En réponse à notre appel à écriture, « À table », Valérie M. a photographié et Nathalie Gorce a écrit.
Louise avec ses 97 ans pouvait toujours s’asseoir en tailleur ; plus jeune, je me disais que si je devais vieillir, c’était comme elle.
Déjeuner sur l’herbe ce 11 mai avait le goût libertaire des premiers congés payés; Louise, je ne l’avais pas vue depuis 55 jours. J’avais choisi la nappe, les assiettes et l’emplacement à l’ombre du marronnier presque centenaire.
J’aimais mettre mes mains dans le riz sous l’eau pour le refroidir. Je taillais avec soin les poivrons et les tomates en petits morceaux réguliers. Les oeufs, je les cuisais au dernier moment pour le contraste au palais entre le tiède et le froid. Les olives, je les voulais noires et charnues. J’ajoutais à la fin le thon que j’émiettais délicatement.

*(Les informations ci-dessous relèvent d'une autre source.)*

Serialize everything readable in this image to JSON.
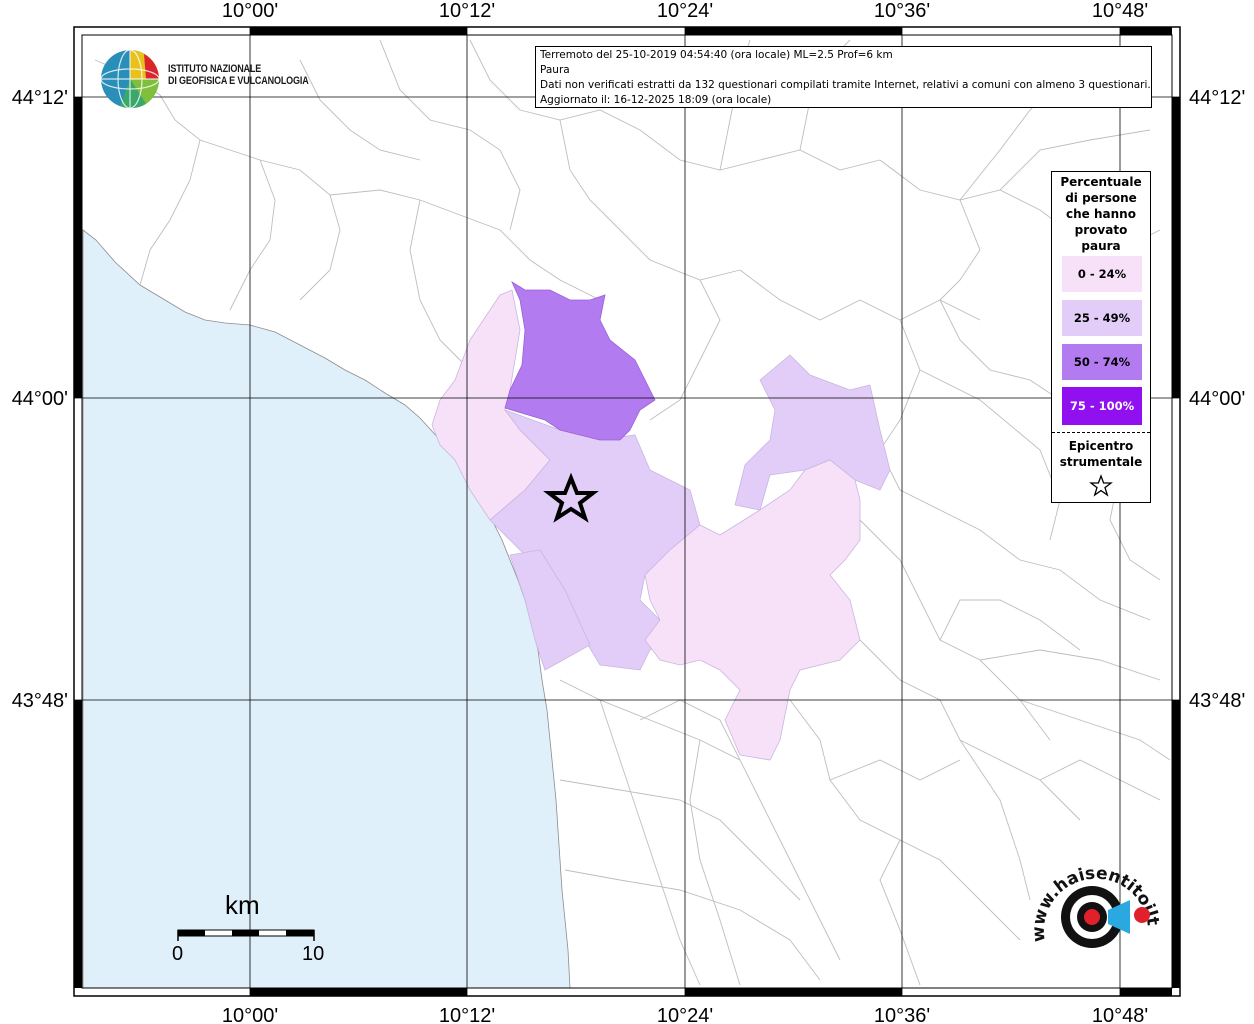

La sauce, je la faisais tout comme Louise : un mélange d’huile d’olive préssée à froid et de moutarde en grain montée presque en mayonnaise avec de la coriandre. Je dosais la fleur de sel en goûtant.
Ce jour là, j’avais fait la salade de Louise pour Louise et le jeu était de deviner comme elle aimait à le faire avec moi petite, l’ingrédient secret avec les yeux masqués. Elle avait trouvé tout de suite : » Framboise! » elle avait crié. Bien sûr, on avait ri puisque c’était aussi le petit nom qu’elle me donnait depuis toujours.
Aujourd’hui, j’ai retrouvé dans la malle, la carte que je lui avais envoyée. J’ai presque l’âge du marronnier. Plus personne ne m’appelle Framboise. Déguster la salade de Louise, assise en tailleur sur l’herbe, reste ma parenthèse enchantée.